Background: The calibration to isotope dilution mass spectrometry-traceable creatinine is essential for valid use of the new Chronic Kidney Disease Epidemiology Collaboration equation to estimate the glomerular filtration rate.
Methods: For 5,210 participants in the Jackson Heart Study (JHS), serum creatinine was measured with a multipoint enzymatic spectrophotometric assay at the baseline visit (2000-2004) and remeasured using the Roche enzymatic method, traceable to isotope dilution mass spectrometry in a subset of 206 subjects. The 200 eligible samples (6 were excluded, 1 for failure of the remeasurement and 5 for outliers) were divided into 3 disjoint sets-training, validation and test-to select a calibration model, estimate true errors and assess performance of the final calibration equation. The calibration equation was applied to serum creatinine measurements of 5,210 participants to estimate glomerular filtration rate and the prevalence of chronic kidney disease (CKD).

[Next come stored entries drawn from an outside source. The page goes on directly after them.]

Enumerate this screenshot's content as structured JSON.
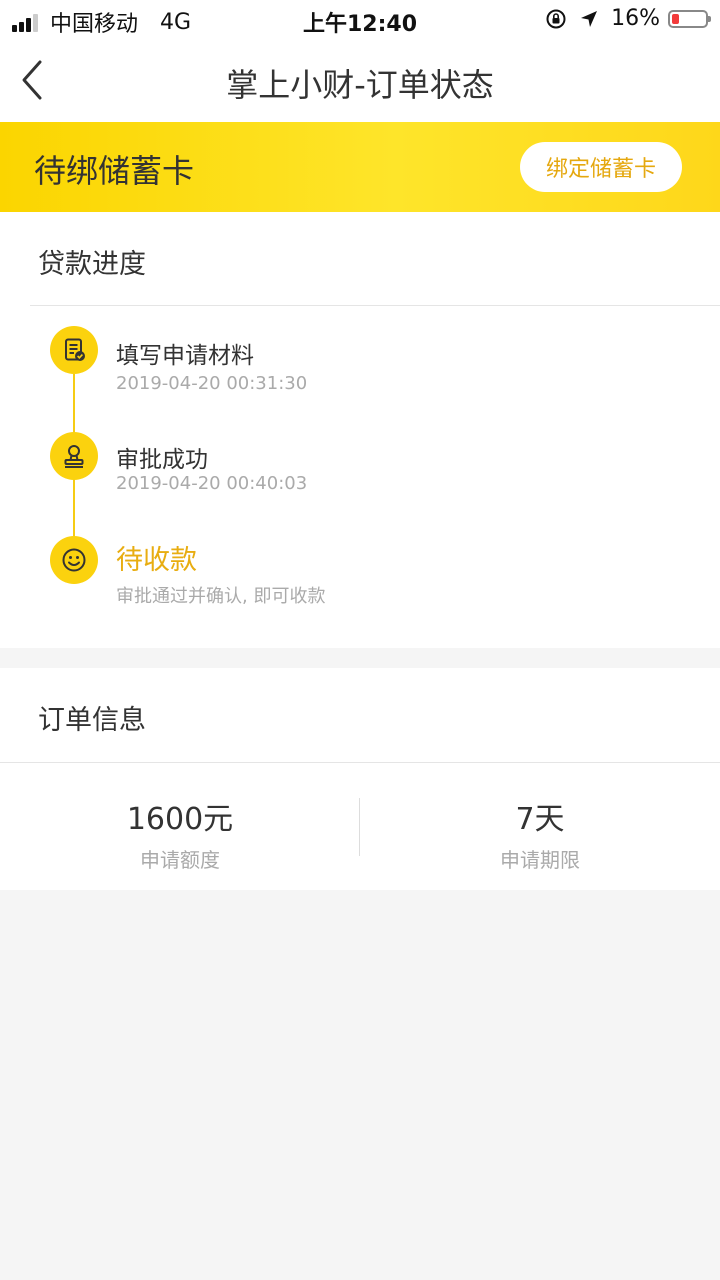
{
  "status_bar": {
    "carrier": "中国移动",
    "network": "4G",
    "time": "上午12:40",
    "battery": "16%"
  },
  "nav": {
    "title": "掌上小财-订单状态",
    "back_icon": "chevron-left-icon"
  },
  "banner": {
    "title": "待绑储蓄卡",
    "button_label": "绑定储蓄卡"
  },
  "progress": {
    "section_title": "贷款进度",
    "steps": [
      {
        "icon": "document-check-icon",
        "title": "填写申请材料",
        "subtitle": "2019-04-20 00:31:30"
      },
      {
        "icon": "stamp-icon",
        "title": "审批成功",
        "subtitle": "2019-04-20 00:40:03"
      },
      {
        "icon": "smiley-icon",
        "title": "待收款",
        "subtitle": "审批通过并确认, 即可收款"
      }
    ]
  },
  "order": {
    "section_title": "订单信息",
    "items": [
      {
        "value": "1600元",
        "label": "申请额度"
      },
      {
        "value": "7天",
        "label": "申请期限"
      }
    ]
  },
  "colors": {
    "accent_yellow": "#fbd20e",
    "accent_text": "#e8ad11",
    "background": "#f5f5f5"
  }
}
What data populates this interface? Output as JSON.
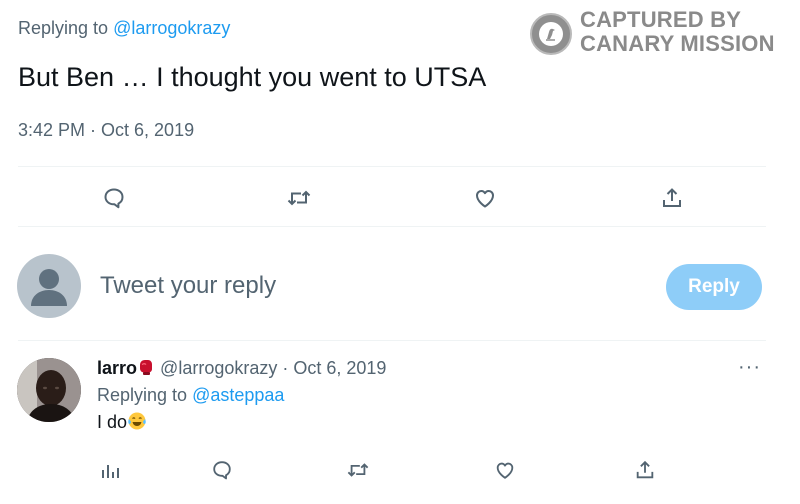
{
  "tweet": {
    "replying_prefix": "Replying to ",
    "replying_handle": "@larrogokrazy",
    "text": "But Ben … I thought you went to UTSA",
    "timestamp": "3:42 PM · Oct 6, 2019"
  },
  "watermark": {
    "line1": "CAPTURED BY",
    "line2": "CANARY MISSION"
  },
  "actions": [
    {
      "icon": "reply-icon"
    },
    {
      "icon": "retweet-icon"
    },
    {
      "icon": "like-icon"
    },
    {
      "icon": "share-icon"
    }
  ],
  "composer": {
    "placeholder": "Tweet your reply",
    "reply_label": "Reply"
  },
  "reply": {
    "name": "larro",
    "name_emoji": "boxing-glove",
    "handle": "@larrogokrazy",
    "date": "· Oct 6, 2019",
    "replying_prefix": "Replying to ",
    "replying_handle": "@asteppaa",
    "text": "I do",
    "text_emoji": "tears-of-joy",
    "more": "···"
  },
  "reply_actions": [
    {
      "icon": "analytics-icon"
    },
    {
      "icon": "reply-icon"
    },
    {
      "icon": "retweet-icon"
    },
    {
      "icon": "like-icon"
    },
    {
      "icon": "share-icon"
    }
  ],
  "colors": {
    "link": "#1d9bf0",
    "reply_button": "#8ecdf8",
    "muted_text": "#536471"
  }
}
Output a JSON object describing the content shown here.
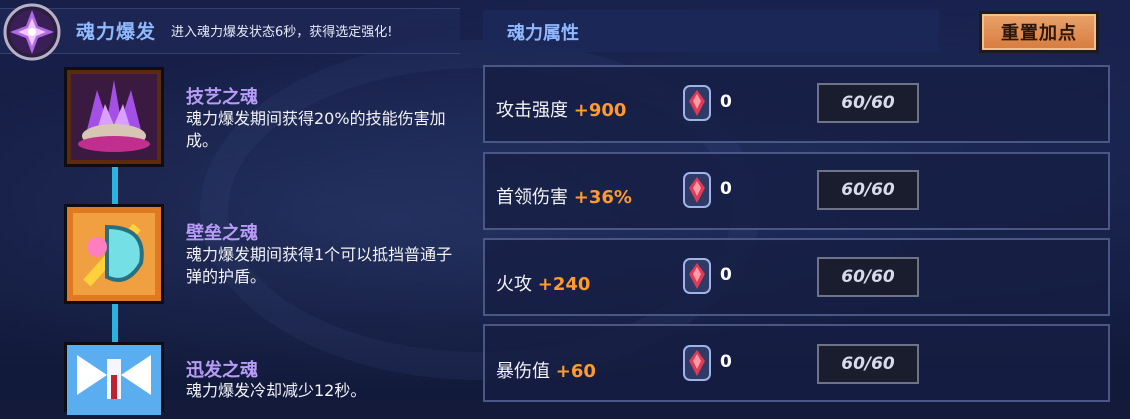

Results: The selected Deming regression model provided a slope of 0.968 (95% confidence interval [CI], 0.904-1.053) and intercept of -0.0248 (95% CI, -0.0862 to 0.0366) with R value of 0.9527. Calibrated serum creatinine showed high agreement with actual measurements when applying to the unused test set (concordance correlation coefficient 0.934, 95% CI, 0.894-0.960). The baseline prevalence of CKD in the JHS (2000-2004) was 6.30% using calibrated values compared with 8.29% using noncalibrated serum creatinine with the Chronic Kidney Disease Epidemiology Collaboration equation (P < 0.001).
Conclusions: A Deming regression model was chosen to optimally calibrate baseline serum creatinine measurements in the JHS, and the calibrated values provide a lower CKD prevalence estimate.